C’est avec une grande tristesse que j’ai appris ce jour le décès de Claude Térouinard, conseiller départemental et grand ami de notre territoire.
Pour Saint-Bomer et notre petite communauté, Claude n’était pas simplement une figure politique majeure ou l’ancien président du Conseil départemental : il était un ami sincère. Je revois encore son visage lorsqu’il venait chez nous. Il adorait par-dessus tout « sentir » les territoires, s’imprégner sans filtre de la réalité de notre terroir et partager nos moments de vie.
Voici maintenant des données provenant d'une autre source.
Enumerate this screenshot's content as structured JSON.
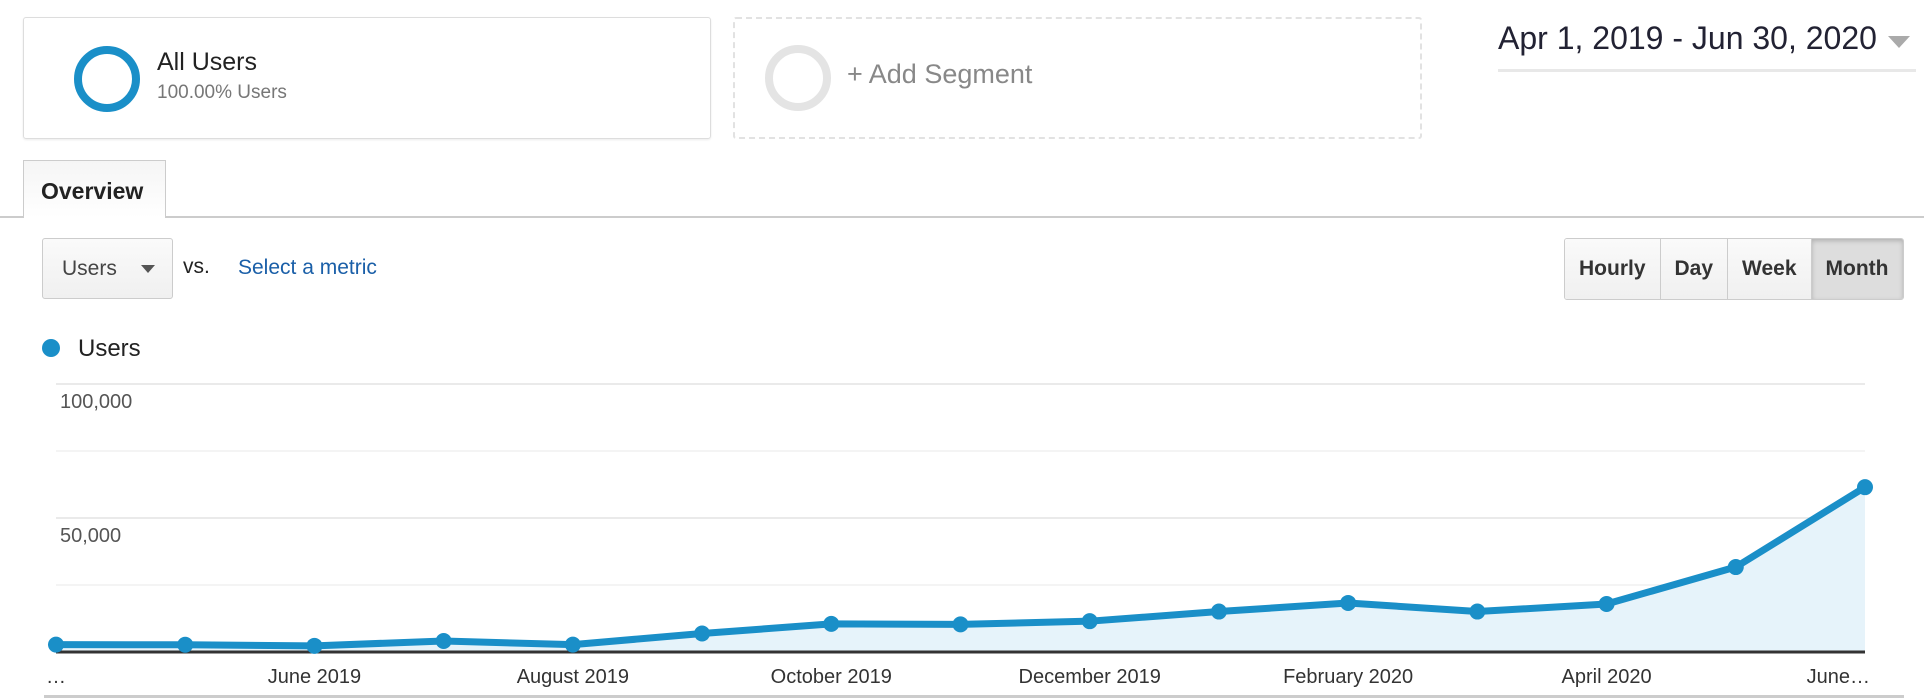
{
  "segments": [
    {
      "title": "All Users",
      "subtitle": "100.00% Users"
    },
    {
      "add_label": "+ Add Segment"
    }
  ],
  "date_range": "Apr 1, 2019 - Jun 30, 2020",
  "tabs": [
    {
      "label": "Overview",
      "active": true
    }
  ],
  "metric_select": {
    "value": "Users",
    "vs": "vs.",
    "select_metric": "Select a metric"
  },
  "granularity": [
    {
      "label": "Hourly"
    },
    {
      "label": "Day"
    },
    {
      "label": "Week"
    },
    {
      "label": "Month",
      "active": true
    }
  ],
  "colors": {
    "series": "#1a8fc8",
    "fill": "#e6f3fa",
    "link": "#1a5fa8"
  },
  "chart_data": {
    "type": "area",
    "legend": "top-left",
    "series": [
      {
        "name": "Users",
        "values": [
          2750,
          2700,
          2300,
          4100,
          2750,
          6900,
          10500,
          10300,
          11500,
          15100,
          18300,
          15100,
          17900,
          31700,
          61500
        ]
      }
    ],
    "x": [
      "Apr 2019",
      "May 2019",
      "Jun 2019",
      "Jul 2019",
      "Aug 2019",
      "Sep 2019",
      "Oct 2019",
      "Nov 2019",
      "Dec 2019",
      "Jan 2020",
      "Feb 2020",
      "Mar 2020",
      "Apr 2020",
      "May 2020",
      "Jun 2020"
    ],
    "x_tick_labels": [
      "…",
      "June 2019",
      "August 2019",
      "October 2019",
      "December 2019",
      "February 2020",
      "April 2020",
      "June…"
    ],
    "y_tick_labels": [
      "100,000",
      "50,000"
    ],
    "ylim": [
      0,
      100000
    ],
    "grid": true
  }
}
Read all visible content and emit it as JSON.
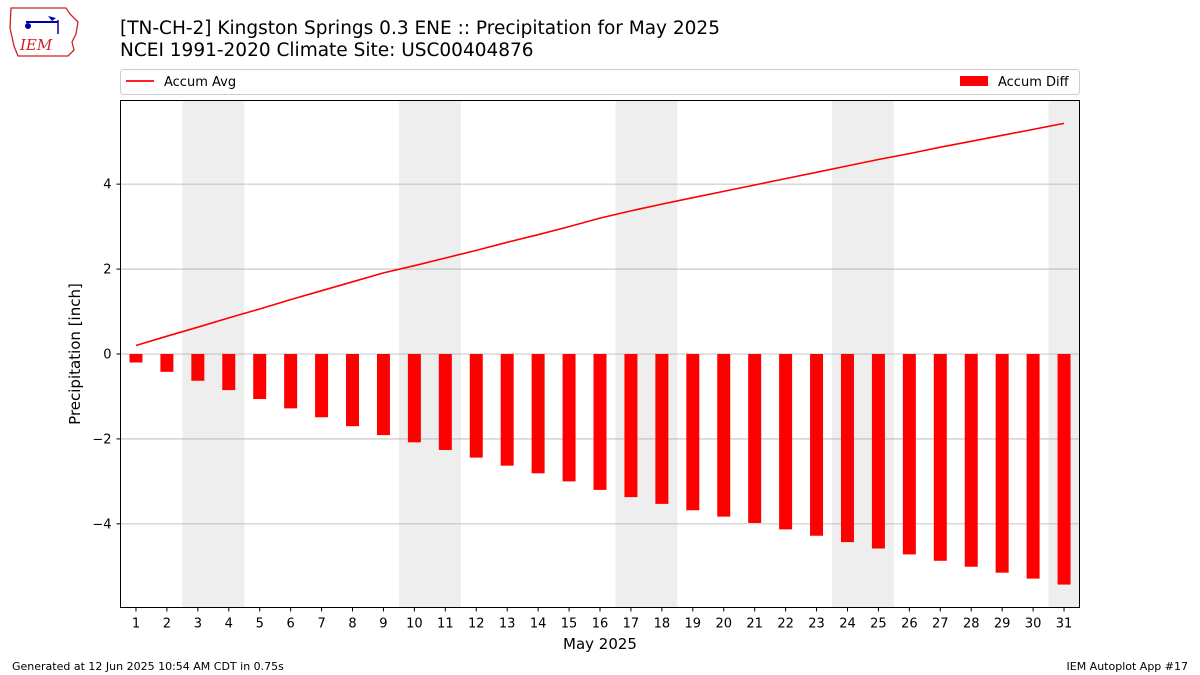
{
  "header": {
    "title_line1": "[TN-CH-2] Kingston Springs 0.3 ENE :: Precipitation for May 2025",
    "title_line2": "NCEI 1991-2020 Climate Site: USC00404876"
  },
  "logo": {
    "text": "IEM"
  },
  "footer": {
    "left": "Generated at 12 Jun 2025 10:54 AM CDT in 0.75s",
    "right": "IEM Autoplot App #17"
  },
  "colors": {
    "series": "#ff0000",
    "weekend_band": "#eeeeee",
    "grid": "#b0b0b0"
  },
  "chart_data": {
    "type": "bar",
    "xlabel": "May 2025",
    "ylabel": "Precipitation [inch]",
    "x": [
      1,
      2,
      3,
      4,
      5,
      6,
      7,
      8,
      9,
      10,
      11,
      12,
      13,
      14,
      15,
      16,
      17,
      18,
      19,
      20,
      21,
      22,
      23,
      24,
      25,
      26,
      27,
      28,
      29,
      30,
      31
    ],
    "xlim": [
      0.5,
      31.5
    ],
    "ylim": [
      -5.97,
      5.97
    ],
    "yticks": [
      -4,
      -2,
      0,
      2,
      4
    ],
    "ytick_labels": [
      "−4",
      "−2",
      "0",
      "2",
      "4"
    ],
    "grid": "horizontal",
    "legend": {
      "line_label": "Accum Avg",
      "bar_label": "Accum Diff",
      "placement": "top (above plot)"
    },
    "weekend_bands": [
      [
        3,
        4
      ],
      [
        10,
        11
      ],
      [
        17,
        18
      ],
      [
        24,
        25
      ],
      [
        31,
        31
      ]
    ],
    "series": [
      {
        "name": "Accum Avg",
        "type": "line",
        "values": [
          0.2,
          0.42,
          0.63,
          0.85,
          1.06,
          1.28,
          1.49,
          1.7,
          1.91,
          2.08,
          2.26,
          2.44,
          2.63,
          2.81,
          3.0,
          3.2,
          3.37,
          3.53,
          3.68,
          3.83,
          3.98,
          4.13,
          4.28,
          4.43,
          4.58,
          4.72,
          4.87,
          5.01,
          5.15,
          5.29,
          5.43
        ]
      },
      {
        "name": "Accum Diff",
        "type": "bar",
        "values": [
          -0.2,
          -0.42,
          -0.63,
          -0.85,
          -1.06,
          -1.28,
          -1.49,
          -1.7,
          -1.91,
          -2.08,
          -2.26,
          -2.44,
          -2.63,
          -2.81,
          -3.0,
          -3.2,
          -3.37,
          -3.53,
          -3.68,
          -3.83,
          -3.98,
          -4.13,
          -4.28,
          -4.43,
          -4.58,
          -4.72,
          -4.87,
          -5.01,
          -5.15,
          -5.29,
          -5.43
        ]
      }
    ]
  }
}
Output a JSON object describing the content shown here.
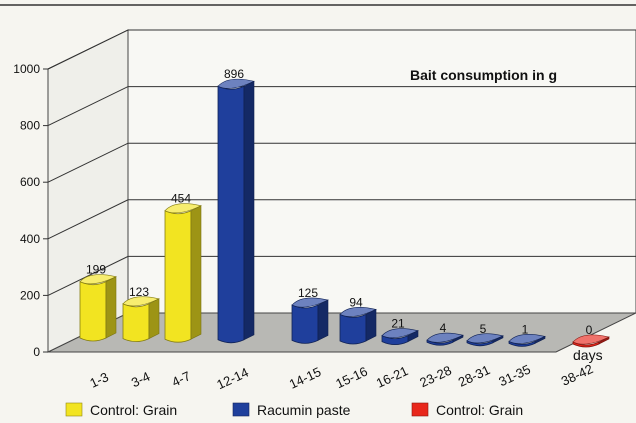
{
  "chart_data": {
    "type": "bar",
    "title": "Bait consumption in g",
    "xlabel": "days",
    "ylabel": "",
    "ylim": [
      0,
      1000
    ],
    "yticks": [
      0,
      200,
      400,
      600,
      800,
      1000
    ],
    "grid": true,
    "legend_position": "bottom",
    "categories": [
      "1-3",
      "3-4",
      "4-7",
      "12-14",
      "14-15",
      "15-16",
      "16-21",
      "23-28",
      "28-31",
      "31-35",
      "38-42"
    ],
    "series": [
      {
        "name": "Control: Grain",
        "color": "#f2e421",
        "values": [
          199,
          123,
          454,
          null,
          null,
          null,
          null,
          null,
          null,
          null,
          null
        ]
      },
      {
        "name": "Racumin paste",
        "color": "#1f3f9c",
        "values": [
          null,
          null,
          null,
          896,
          125,
          94,
          21,
          4,
          5,
          1,
          null
        ]
      },
      {
        "name": "Control: Grain",
        "color": "#e8261b",
        "values": [
          null,
          null,
          null,
          null,
          null,
          null,
          null,
          null,
          null,
          null,
          0
        ]
      }
    ],
    "data_labels": [
      "199",
      "123",
      "454",
      "896",
      "125",
      "94",
      "21",
      "4",
      "5",
      "1",
      "0"
    ]
  }
}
Il se faisait un devoir, et un immense plaisir, de participer très régulièrement à nos traditionnels vœux de nouvelle année, apportant avec lui sa chaleur, sa franchise et sa bonne humeur.
Je garde le souvenir marquant d’un homme de terrain habité par une conscience aiguë des réalités rurales, comme la gestion essentielle de l’eau. Lors des travaux de remplacement de nos canalisations, il a épaulé la municipalité de manière extrêmement concrète. Claude, c’était exactement cela : un élu qui n’hésitait jamais à relever les manches pour mettre les mains dans le quotidien des petites communes.
Derrière son langage truculent, sa gouaille légendaire et cette allure de « péquenaud » qu’il aimait tant cultiver avec malice, se cachait un homme d’une culture immense, diplômé de Sciences Po et de la Sorbonne, mais dont le cœur battait exclusivement pour le Perche, le Dunois et leurs habitants.
Ses combats pour maintenir nos écoles, financer nos projets et préserver nos villages de l’abandon ont marqué un demi-siècle de vie publique en Eure-et-Loir.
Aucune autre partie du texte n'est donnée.